Las autoridades de la ciudad canadiense de Quebec, que volvía a la normalidad tras la convulsa Cumbre de las Américas, manifestaron ayer su alivio de que a pesar de la violencia el encuentro no fue una repetición del cerco de Seattle en diciembre de 1999.
"Lo peor no sucedió. Aprendimos de Seattle y de Praga", dijo Robert Poeti, inspector de la policía de la provincia de Quebec.
La Cumbre de tres días, que congregó a 34 jefes de Estado de América y concluyó el domingo, se vio empañada por violentas protestas callejeras antiglobalización que, en ocasiones, perturbaron el evento.
Más de 460 manifestantes fueron arrestados y 200 personas resultaron heridas, entre ellas 50 agentes policiales.
La ciudad volvió a la vida a medida que empleados de la municipalidad limpiaban el lunes las calles y reemplazaban vitrinas rotas.

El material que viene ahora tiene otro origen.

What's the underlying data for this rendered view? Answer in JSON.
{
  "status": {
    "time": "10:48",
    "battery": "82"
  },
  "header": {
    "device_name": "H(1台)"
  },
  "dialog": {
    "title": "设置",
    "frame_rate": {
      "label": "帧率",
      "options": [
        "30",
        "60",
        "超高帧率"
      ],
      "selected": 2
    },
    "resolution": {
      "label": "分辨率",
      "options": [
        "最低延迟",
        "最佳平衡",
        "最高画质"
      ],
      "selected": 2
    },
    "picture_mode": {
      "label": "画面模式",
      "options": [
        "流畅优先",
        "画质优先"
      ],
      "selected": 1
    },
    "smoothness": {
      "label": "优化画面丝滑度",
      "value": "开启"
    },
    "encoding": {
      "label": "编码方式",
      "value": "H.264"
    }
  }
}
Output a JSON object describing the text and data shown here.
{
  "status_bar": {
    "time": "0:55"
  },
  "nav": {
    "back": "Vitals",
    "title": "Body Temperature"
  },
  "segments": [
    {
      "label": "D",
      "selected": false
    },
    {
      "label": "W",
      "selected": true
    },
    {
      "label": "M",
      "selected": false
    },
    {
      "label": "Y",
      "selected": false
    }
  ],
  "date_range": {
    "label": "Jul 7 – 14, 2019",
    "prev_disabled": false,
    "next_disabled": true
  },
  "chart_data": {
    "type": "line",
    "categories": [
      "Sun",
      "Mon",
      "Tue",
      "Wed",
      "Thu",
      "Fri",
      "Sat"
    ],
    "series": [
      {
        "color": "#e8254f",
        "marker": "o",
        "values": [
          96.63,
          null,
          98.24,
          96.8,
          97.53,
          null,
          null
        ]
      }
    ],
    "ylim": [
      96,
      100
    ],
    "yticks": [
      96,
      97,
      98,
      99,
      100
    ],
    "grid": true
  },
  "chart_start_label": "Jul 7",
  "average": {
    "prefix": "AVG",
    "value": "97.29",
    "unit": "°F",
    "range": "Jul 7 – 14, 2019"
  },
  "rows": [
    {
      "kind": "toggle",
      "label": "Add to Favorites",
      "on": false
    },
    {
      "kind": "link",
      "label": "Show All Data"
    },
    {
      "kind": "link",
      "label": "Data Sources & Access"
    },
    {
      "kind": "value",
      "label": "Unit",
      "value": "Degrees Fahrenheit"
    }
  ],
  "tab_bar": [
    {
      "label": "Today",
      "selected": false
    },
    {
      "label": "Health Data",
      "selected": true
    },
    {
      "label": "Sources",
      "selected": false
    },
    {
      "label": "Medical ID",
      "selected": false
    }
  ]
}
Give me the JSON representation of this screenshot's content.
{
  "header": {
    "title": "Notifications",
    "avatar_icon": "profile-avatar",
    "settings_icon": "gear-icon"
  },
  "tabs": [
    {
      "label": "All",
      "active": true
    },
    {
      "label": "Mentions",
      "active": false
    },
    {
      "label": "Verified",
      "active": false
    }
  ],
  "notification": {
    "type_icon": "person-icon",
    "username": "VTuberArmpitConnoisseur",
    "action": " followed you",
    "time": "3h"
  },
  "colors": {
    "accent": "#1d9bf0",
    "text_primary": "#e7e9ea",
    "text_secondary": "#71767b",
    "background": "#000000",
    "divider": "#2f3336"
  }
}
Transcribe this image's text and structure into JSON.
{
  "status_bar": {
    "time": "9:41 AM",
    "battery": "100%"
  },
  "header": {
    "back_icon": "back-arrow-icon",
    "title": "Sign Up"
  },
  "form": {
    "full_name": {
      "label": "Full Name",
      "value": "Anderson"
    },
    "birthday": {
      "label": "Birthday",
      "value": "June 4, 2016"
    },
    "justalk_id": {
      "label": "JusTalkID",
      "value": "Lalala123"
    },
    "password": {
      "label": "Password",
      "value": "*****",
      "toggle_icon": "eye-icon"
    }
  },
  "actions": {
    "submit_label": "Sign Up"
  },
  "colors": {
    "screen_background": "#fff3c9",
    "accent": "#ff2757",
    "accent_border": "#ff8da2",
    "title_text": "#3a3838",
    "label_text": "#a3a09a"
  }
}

Un aliviado alcalde de Quebec, Jean-Paul L'Allier, dijo que los daños a la propiedad eran limitados y que la histórica urbe de 700.000 habitantes se las arregló sin problemas para acomodar al ejército de policías, delegados, periodistas y manifestantes que llegaron a la ciudad.
Sin embargo, L'Allier advirtió que la ciudad de 392 años probablemente no albergará de nuevo una reunión de tal magnitud, en vista de las excesivas medidas de seguridad necesarias.